Creepy is another bad outcome, although it is difficult to quantify. Some universal “creepy” elements include too much information and pre-crime accusations.

The consequences include bad publicity, legal consequences, loss of faith in your solutions, loss of trust in our practices. In many instances, the hyperscale cloud providers and large social networks have some immunity to reputational damage, much more than other organisations can absorb.

There are many ways to avoid these outcomes though, says Woodward.

Organisations should match the accuracy to the use case, mapping this against the risk of a false positive and how accurate the prediction needs to be.

Also manage awareness and the risk of loopholes, she says.

In this instance, AI automation should not be treated differently to non-AI automation. It should system test in a rate of use cases to ensure loopholes are not created, wherever possible. And test against a range of use cases.

AI ethics should always be employed to avoid creepy AI.

Guidelines for ethics include the need to be fair, explainable and transparent, accountable, secure and safe; and human centric and socially-beneficial.

In terms of fairness, ethics need to determine how to treat people, be aware of discrimination and bias, and ensure there is no secret manipulation.

Explainability and transparency means that organisations need to be open about an AI system being involved, ensure they are explainable. IP and risk management can be protected, but algorithms should be documented.

At the end of the day, the owners of the system are accountable for AI, so it’s important to implement AI governance.

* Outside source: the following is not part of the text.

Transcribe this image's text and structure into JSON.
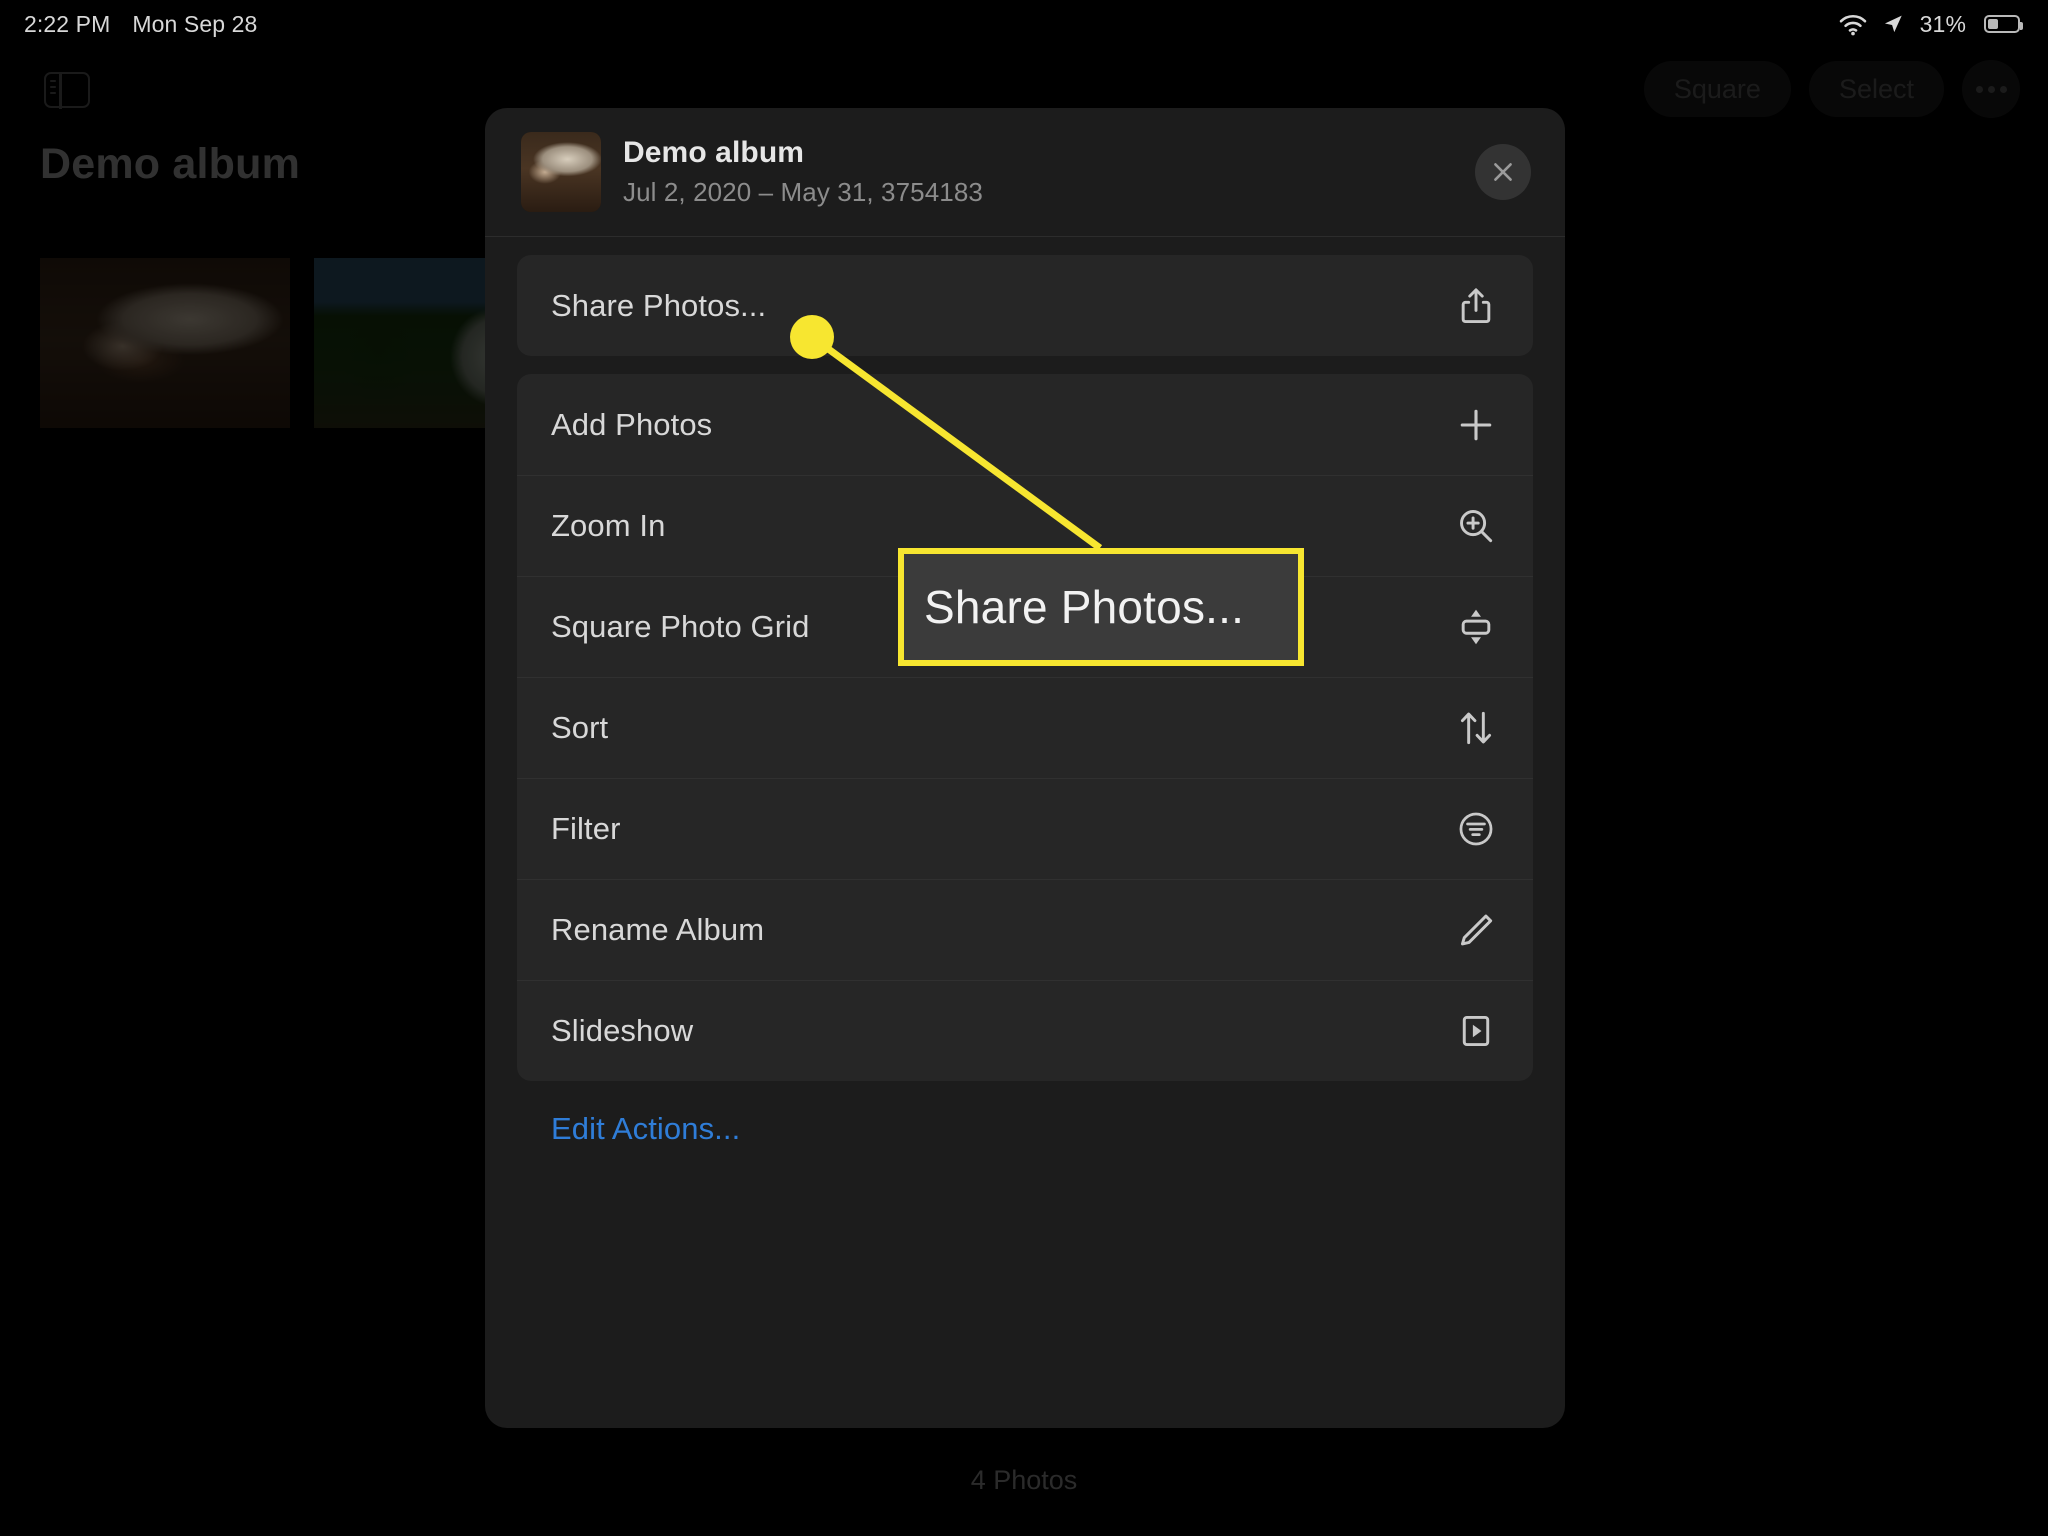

A secure and safe AI system is vital as it needs to respect privacy. It should monitor the learning process of the models, and ensure proportional use, where the technology is used appropriately. AI systems must be set up to do no harm, Woodward adds.

AI systems should always be human-centric and socially-beneficial, she says. Studies show that a human should always be in charge, while systems must be seen to benefit society. It goes without saying that they must be lawful – although the law does tend to lag technology, so this should be given regular attention.

“We can’t really set specific rules for AI,” Woodward says. “So you set principles, and rules will evolve over time.”

ScotiaBank in Canada, for instance, set five principles for AI. They are:

* Be useful – improve outcomes for customers society and the bank.

* Be monitored for unacceptable outcomes.

* Be accountable for any mistakes, misuse or unfair results.

* Be safe – the protection of data privacy is paramount.

* Be respectful – as the tech developes, objectivity should adapt without losing sight of core values

When building applications and products with AI, Woodward makes the following recommendations:

* Align the desired outcome with your transparently stated values.

* Avoid being connected with unethical or creepy AI.

* Set principles to drive direction, then set rules for specific usage.

* Focus on augmenting humans rather than replacing them.

* Raise awareness of inherent biases and deficiencies in the data, and provide guidelines to mitigate them.

* Establish accountability for decision about the right accuracy and explainability for each use case

* Expect AI to mature.

* Keep discussing failures – don’t make them taboo.